In this report, the electric consumption data of Turkey will be analyzed and used to forecast with an appropriate ARMA model for two weeks.
Necessary Libraries
library(data.table)
library(lubridate)
library(tidyverse)
library(zoo)
library(urca)
library(forecast)
Data preparation and necessary manipulations
data_path='/Users/tolgaerdogan/Documents/GitHub/spring21-TolgaErdogann/Data/RealTimeConsumption-01012016-20052021.csv'
consumption=fread(data_path)
consumption=consumption[!is.na(Consumption)]
consumption[,Date:=as.Date(Date)]
head(consumption)
## Date Hour Consumption
## 1: 2016-01-01 0 26277.24
## 2: 2016-01-01 1 24991.82
## 3: 2016-01-01 2 23532.61
## 4: 2016-01-01 3 22464.78
## 5: 2016-01-01 4 22002.91
## 6: 2016-01-01 5 21957.08
consumption=consumption %>%
mutate(Date = make_datetime(year=year(Date), month=month(Date), day=mday(Date), hour=Hour))
consumption$Consumption<-as.numeric(consumption$Consumption)
str(consumption)
## Classes 'data.table' and 'data.frame': 47208 obs. of 3 variables:
## $ Date : POSIXct, format: "2016-01-01 00:00:00" "2016-01-01 01:00:00" ...
## $ Hour : int 0 1 2 3 4 5 6 7 8 9 ...
## $ Consumption: num 26277 24992 23533 22465 22003 ...
## - attr(*, ".internal.selfref")=<externalptr>
Electric consumption should be affected by hourly, weekly, and also monthly basis. In this part seasonality of the data will be investigated in these time regions.
At first, data will be investigated on an hourly basis to check whether there is a seasonality in day hours. To check the seasonality, I converted the hourly data to a time series object with frequency 24.
hourly = consumption[, Consumption]
ts_hourly<-ts(hourly, freq=24)
ts.plot(ts_hourly,main="Hourly usage")
acf(ts_hourly)
From the autocorrelation diagram, we can see the correlation in the 1st and 25th lines, which can conclude that seasonality occurs on an hourly basis. To further investigate I will decompose the series with additive decomposition to check the seasonal component. I preferred additive decomposition since the magnitude of the seasonal component does not depend on the magnitude of the data, in other words as we can see from the graph of hourly consumption the magnitude of seasonality does not change as the series go up or down.
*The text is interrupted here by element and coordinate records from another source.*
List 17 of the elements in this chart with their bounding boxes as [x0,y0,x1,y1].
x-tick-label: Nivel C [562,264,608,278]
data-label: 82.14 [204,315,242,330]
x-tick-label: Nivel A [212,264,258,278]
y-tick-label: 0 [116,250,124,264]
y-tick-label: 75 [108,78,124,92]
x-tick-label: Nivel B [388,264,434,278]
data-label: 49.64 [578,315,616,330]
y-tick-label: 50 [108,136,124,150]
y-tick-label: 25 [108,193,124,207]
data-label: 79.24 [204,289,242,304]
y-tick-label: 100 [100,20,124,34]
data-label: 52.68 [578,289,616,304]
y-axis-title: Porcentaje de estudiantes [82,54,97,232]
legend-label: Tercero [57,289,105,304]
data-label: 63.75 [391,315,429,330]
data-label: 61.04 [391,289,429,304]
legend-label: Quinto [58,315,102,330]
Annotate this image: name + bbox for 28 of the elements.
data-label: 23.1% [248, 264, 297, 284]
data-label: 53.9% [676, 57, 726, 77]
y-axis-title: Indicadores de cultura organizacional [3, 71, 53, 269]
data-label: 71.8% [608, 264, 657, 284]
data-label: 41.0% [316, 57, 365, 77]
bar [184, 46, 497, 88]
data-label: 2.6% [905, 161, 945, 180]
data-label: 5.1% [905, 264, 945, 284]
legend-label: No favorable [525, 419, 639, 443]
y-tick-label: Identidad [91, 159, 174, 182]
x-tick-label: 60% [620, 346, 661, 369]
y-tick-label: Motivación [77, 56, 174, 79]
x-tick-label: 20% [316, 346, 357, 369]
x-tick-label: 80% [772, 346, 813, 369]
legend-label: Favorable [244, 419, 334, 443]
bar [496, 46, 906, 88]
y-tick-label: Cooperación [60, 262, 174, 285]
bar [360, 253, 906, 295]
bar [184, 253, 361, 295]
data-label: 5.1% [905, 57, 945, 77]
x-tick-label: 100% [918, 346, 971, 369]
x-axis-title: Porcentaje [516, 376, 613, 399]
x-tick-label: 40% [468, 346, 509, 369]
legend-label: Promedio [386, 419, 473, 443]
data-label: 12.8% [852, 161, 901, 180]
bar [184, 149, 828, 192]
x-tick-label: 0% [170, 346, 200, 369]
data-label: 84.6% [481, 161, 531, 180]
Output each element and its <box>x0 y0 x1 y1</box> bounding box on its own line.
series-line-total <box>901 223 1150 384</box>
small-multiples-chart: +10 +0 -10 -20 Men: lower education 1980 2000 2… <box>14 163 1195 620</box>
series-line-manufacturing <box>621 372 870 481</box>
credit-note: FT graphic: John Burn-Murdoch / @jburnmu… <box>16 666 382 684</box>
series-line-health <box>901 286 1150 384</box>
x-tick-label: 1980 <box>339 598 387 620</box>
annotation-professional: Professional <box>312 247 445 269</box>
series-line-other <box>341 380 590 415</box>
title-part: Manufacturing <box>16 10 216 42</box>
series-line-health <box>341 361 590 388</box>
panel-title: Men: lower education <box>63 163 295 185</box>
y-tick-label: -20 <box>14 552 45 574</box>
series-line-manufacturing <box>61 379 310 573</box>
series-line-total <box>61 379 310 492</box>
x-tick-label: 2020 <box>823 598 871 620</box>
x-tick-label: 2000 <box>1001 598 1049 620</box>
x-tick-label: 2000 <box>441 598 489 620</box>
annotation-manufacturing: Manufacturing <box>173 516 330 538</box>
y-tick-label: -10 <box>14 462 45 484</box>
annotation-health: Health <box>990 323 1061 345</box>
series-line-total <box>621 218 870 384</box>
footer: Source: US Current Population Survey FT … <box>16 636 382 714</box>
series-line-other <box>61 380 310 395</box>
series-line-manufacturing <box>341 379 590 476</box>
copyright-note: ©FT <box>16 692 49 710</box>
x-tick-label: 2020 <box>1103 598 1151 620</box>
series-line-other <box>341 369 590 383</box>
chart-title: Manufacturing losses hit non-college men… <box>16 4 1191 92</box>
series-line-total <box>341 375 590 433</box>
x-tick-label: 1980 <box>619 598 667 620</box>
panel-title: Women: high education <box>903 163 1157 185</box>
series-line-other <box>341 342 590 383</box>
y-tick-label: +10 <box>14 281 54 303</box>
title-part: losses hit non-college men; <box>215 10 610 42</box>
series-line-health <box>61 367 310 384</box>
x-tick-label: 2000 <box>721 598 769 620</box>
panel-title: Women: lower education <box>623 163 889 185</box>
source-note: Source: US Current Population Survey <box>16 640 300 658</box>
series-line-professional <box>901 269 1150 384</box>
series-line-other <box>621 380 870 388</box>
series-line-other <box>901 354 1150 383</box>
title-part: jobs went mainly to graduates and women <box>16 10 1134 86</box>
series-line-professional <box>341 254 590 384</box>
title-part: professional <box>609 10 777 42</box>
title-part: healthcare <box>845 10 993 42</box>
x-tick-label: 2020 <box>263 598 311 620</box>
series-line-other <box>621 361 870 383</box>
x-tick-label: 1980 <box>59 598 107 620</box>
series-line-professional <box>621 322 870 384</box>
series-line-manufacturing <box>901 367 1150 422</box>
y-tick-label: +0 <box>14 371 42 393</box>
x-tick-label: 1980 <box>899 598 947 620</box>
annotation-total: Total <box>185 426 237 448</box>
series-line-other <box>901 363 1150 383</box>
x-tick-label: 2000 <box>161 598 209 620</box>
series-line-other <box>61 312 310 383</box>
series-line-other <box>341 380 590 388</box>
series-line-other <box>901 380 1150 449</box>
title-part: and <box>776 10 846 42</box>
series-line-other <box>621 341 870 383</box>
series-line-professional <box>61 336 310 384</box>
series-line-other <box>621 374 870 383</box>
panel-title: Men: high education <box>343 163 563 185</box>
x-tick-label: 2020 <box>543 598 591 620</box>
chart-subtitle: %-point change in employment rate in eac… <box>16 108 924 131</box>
Hourly_additive<-decompose(ts_hourly, type="additive")
plot(Hourly_additive)
plot(Hourly_additive$seasonal[1:100], type='l')
When we check the seasonal component, we can clearly see the pattern in 24 hours which makes sense since we expect the consumption to decrease in night hours.
To check the weekly seasonality data is converted to a daily basis by taking the mean values of day hours.
daily = consumption[, list(Consumption=mean(Consumption, na.rm=TRUE)), by=list(as.Date(Date))]
ts_daily=ts(daily$Consumption,freq=7)
ts.plot(ts_daily,main="Daily Usage")
acf(ts_daily)
On weekly basis, from the autocorrelation diagram, we can see the correlation between weekdays. To further investigate I will check the seasonal component with additive decomposition
Daily_additive<-decompose(ts_daily, type = "additive")
plot(Daily_additive)
plot(Daily_additive$seasonal[1:30], type='l')
When we check the seasonal component, we can clearly see the pattern in 7 days which makes sense since we expect the consumption to decrease on weekends.
To check the weekly seasonality data is converted to a monthly basis with necessary manipulations.
monthly = consumption[, list(Consumption=mean(Consumption, na.rm=TRUE)), by=list(month(Date), year(Date))]
ts_monthly=ts(monthly$Consumption,freq=12)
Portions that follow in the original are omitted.